FO.RM

That didn’t exactly go according to plan. The weekend away was scuppered the moment I had to collect and sign for a package on Saturday morning. Inside were the contracts to sign for Monday, a massive great company handbook to read, along with all manner of forms that had to filled out in advance, and a list of the documentation to take with me.

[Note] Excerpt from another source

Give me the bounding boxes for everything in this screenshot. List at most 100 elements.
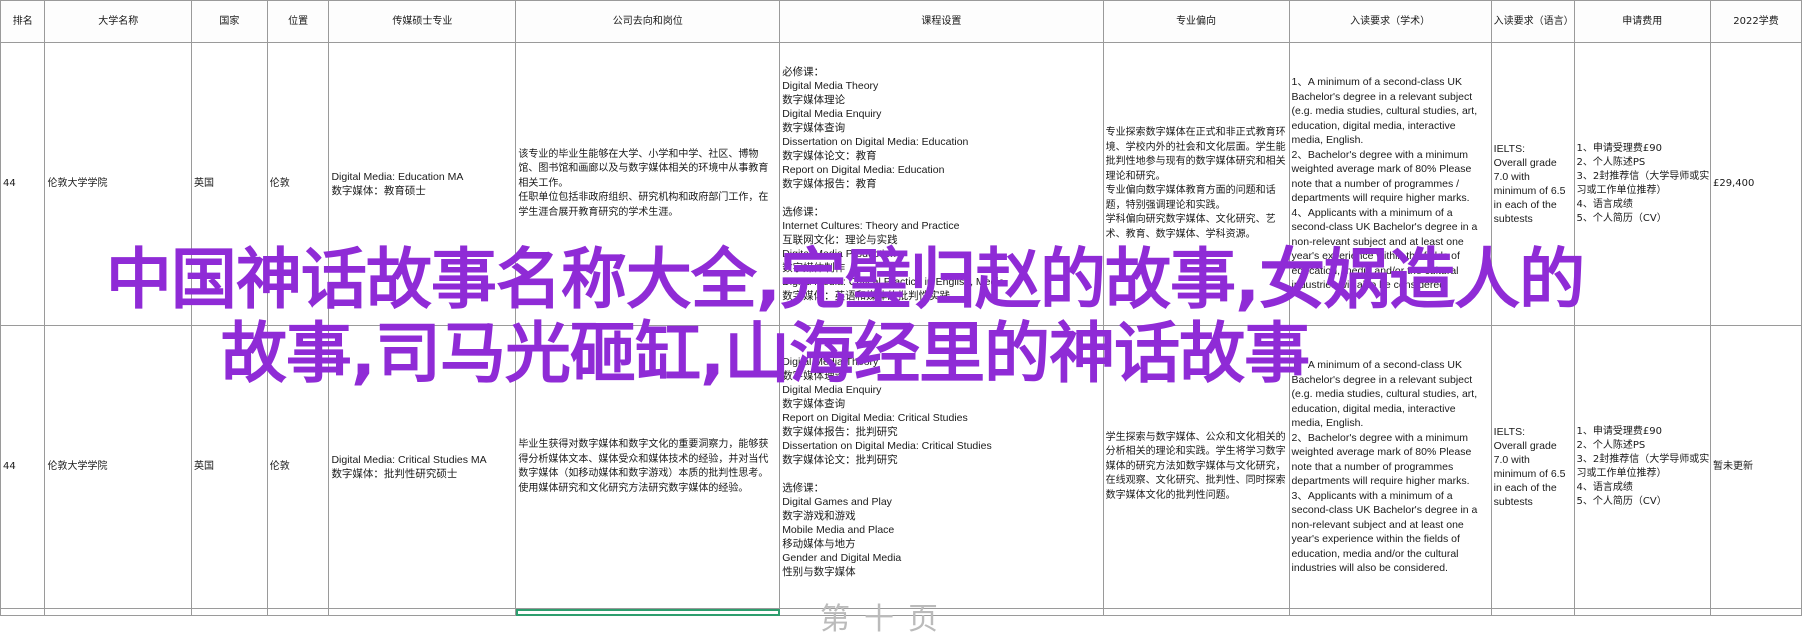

Ordinarily, this would be easy. In the flat are three four-drawer filing cabinets filled with just about everything relating to my life and work, from the birth certificate and exam certificates to hard copies of script drafts and magazine articles and the published issue. Along with contracts and correspondence from previous companies, and even schedules from all the commercials, there is one cabinet dedicated to various reference on all manner of subjects from before the availability of the internet.

The material requested should have been an absolute doddle to find, especially since there’s a word document on the computer that lists the contents of every drawer of each filing cabinet. The bottom drawer of the middle cabinet should have provided everything I need. Except there was one tiny drawback.

When I moved flat everything had to come out of the cabinets and be boxed up for the journey. Once I was settled here, it took long enough getting five bookcases worth of books and DVDs back on the shelves. With the three cabinets I just stuffed the files back in the drawers with less care and attention.

By yesterday afternoon I had managed to find my school reports and O-level exam question papers rather than the degree certificates. The problem there is, having not cast an eye over them for a long while, I started sifting through them:

Section C

Fig.2 shows a vertical cross section of a Dutch barn 6m wide. The vertical pillars AD and BC, each 5m high, support a roof whose cross section is the circular arc DPC, where P, the mid-point of the arc, is h m above CD. The point O is the centre of the circle of which the arc is a part. Find an expression for the radius OC of the arc in terms of h.

If h = 1m, calculate:

(i) the length of the radius

(ii) the size of the angle COD

(iii) the area of the whole section ABCPD

Section D

An aircraft starting at a point A sets a course due north. Its speed in still air would be 360 km/h, but there is a wind blowing at 50 km/h from a bearing of 280 deg. It flies at a constant height for 2 hours to a point B. Calculate the distance from A to B and the bearing of B from A. (Assume that the velocities of the wind and the aircraft remain constant).

Find an expression? Will WTF do?

Of course if the sodding postman had actually rung the doorbell on Friday when he came to deliver it, and got me to sign there and then rather than stick a card through the letterbox – which I didn’t discover until after the local sorting office was closed for the day – I could have got all this done before the weekend began and been away.

Do I have an expression for that? FORM!